More About issuing sweet equity in SASU
Can a SASU issue sweet equity?
Yes. A SASU can issue sweet equity shares to reward founders, directors, or key contributors for their value creation or performance.
These special shares — sometimes called preference shares — may offer enhanced dividend, voting, or exit rights.
All rights must be clearly defined in the articles of association or an investment agreement, drafted under French law.
What documents will I need?
To issue sweet equity, you will need:
The updated articles of association reflecting the new share classes;
A shareholders’ (or sole shareholder’s) decision authorising the issue;
The valuation report or supporting documentation (if required for pricing);
Updated cap table and share register;
The filing documents for registration with the Commercial Court Registry (Greffe du Tribunal de Commerce).
Our team prepares and files all necessary corporate and registry documentation.
Do I need statutory auditor?
Not always.
An auditor’s report (commissaire aux apports) is required only if sweet equity is issued for a contribution in kind (e.g. services, assets).
If the issuance is purely cash-based or bonus-based, no auditor is mandatory.
However, we recommend a review if significant valuation differences exist — for legal security and tax purposes.
How long does the process take?
Typically 10 to 15 business days, depending on:
The complexity of the rights being granted,
Whether shareholder or board approval is needed, and
The Registry’s processing time.
We manage drafting, signing, and filing electronically, so the timeline remains efficient and predictable.
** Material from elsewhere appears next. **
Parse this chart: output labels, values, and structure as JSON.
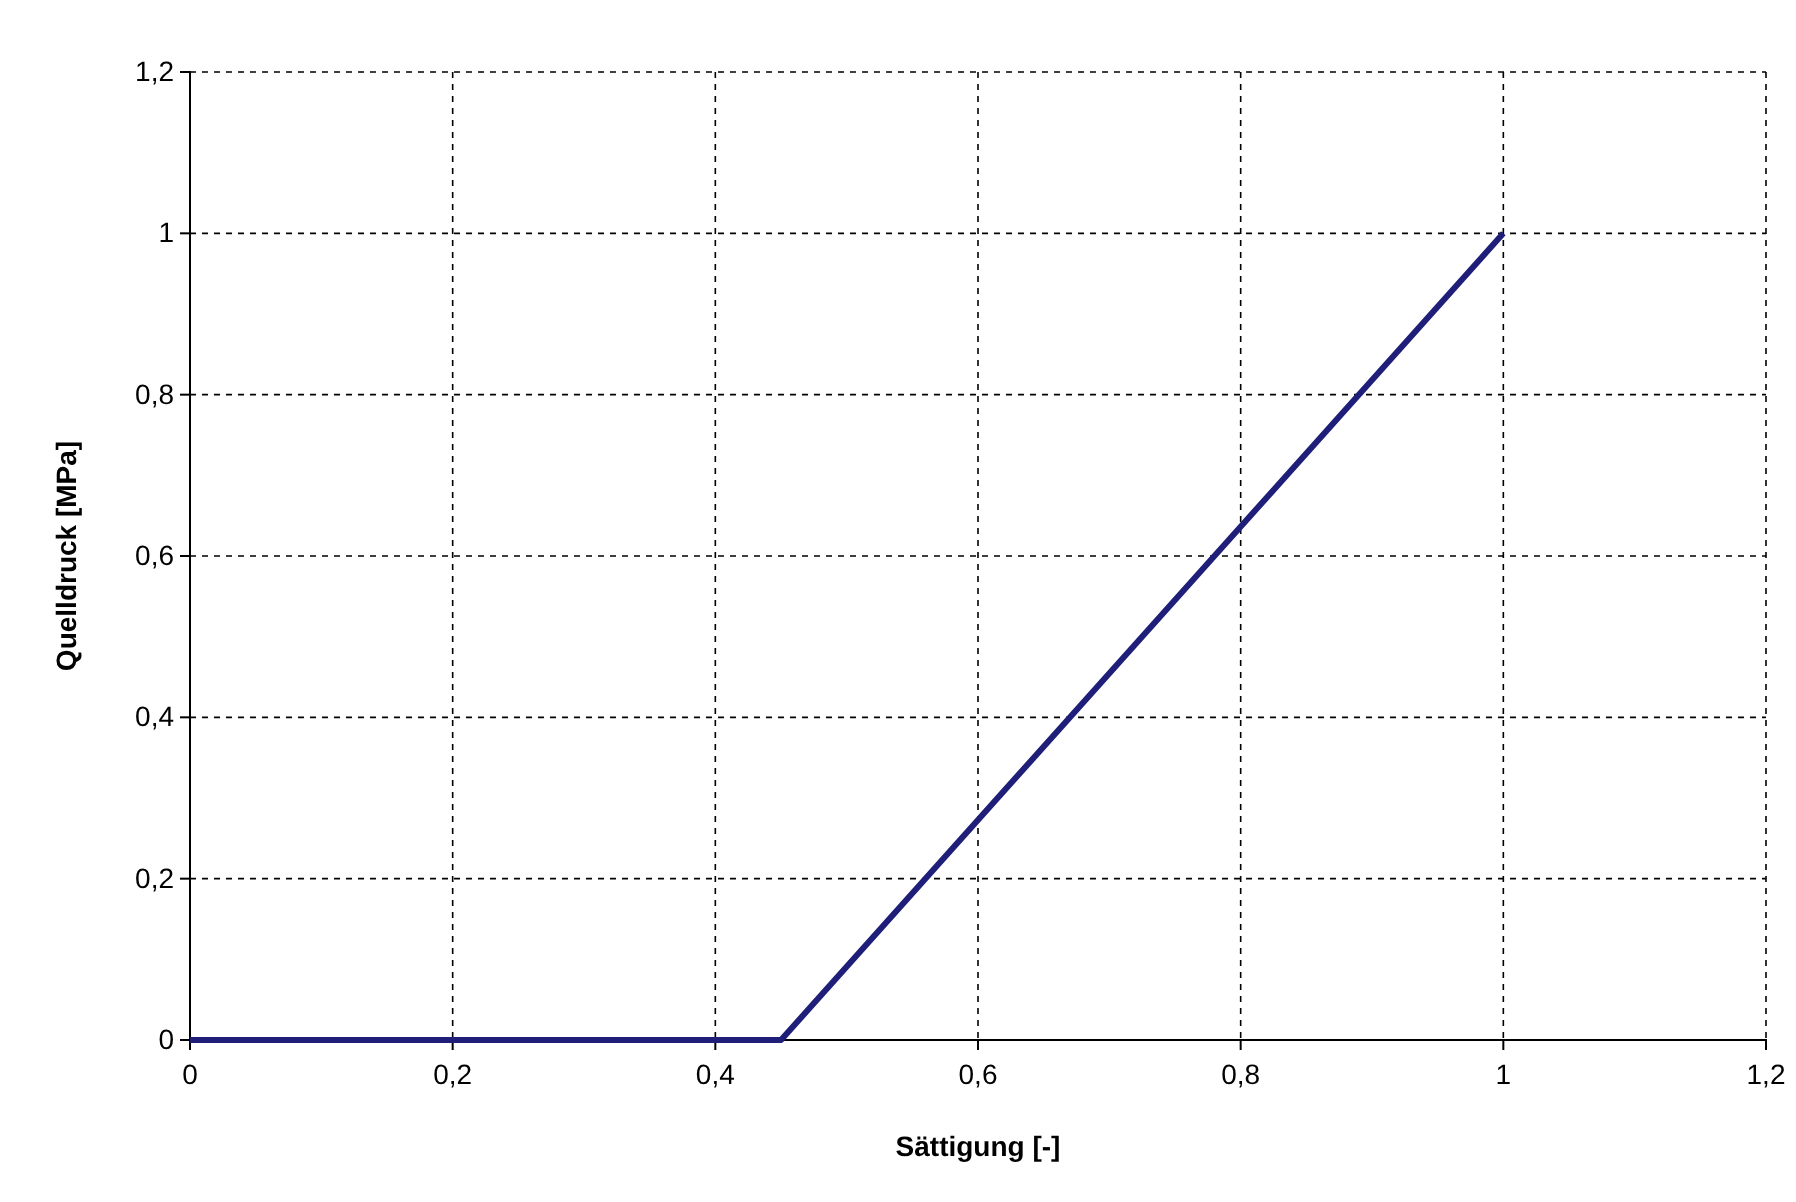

Can I issue sweet equity remotely?
Yes — fully remotely.
All steps, including signature of resolutions, amendment of statutes, and registry filings, can be handled digitally.
We prepare all documents, coordinate secure e-signatures, and deliver your updated Kbis extract confirming the sweet equity issuance.
What are the typical costs?
Our flat legal fee for a sweet equity issuance starts from €1,200 (excl. taxes).
Mandatory third-party costs include:Publication in the Legal Gazette (~€200),
Registry filing fees (~€70).
Complex structures (e.g. multiple share classes, cross-border shareholders, or investor agreements) may involve additional work — always quoted in advance.
No hidden costs.
What about beneficial ownership (UBO) and compliance?
Every SASU must update its RBE (Registre des Bénéficiaires Effectifs) when new share classes or rights affect control.
This filing ensures compliance with French AML (anti–money laundering) and transparency obligations.
We prepare and submit the updated RBE form automatically after your sweet equity issuance.
Can I convert or cancel sweet equity later?
Yes.
Sweet equity shares can be converted, repurchased, or cancelled under specific conditions defined in your articles or shareholder agreements.
This may occur when a performance condition is met, employment ends, or in case of exit or dilution events.
We assist with the full legal and tax documentation to maintain compliance and continuity.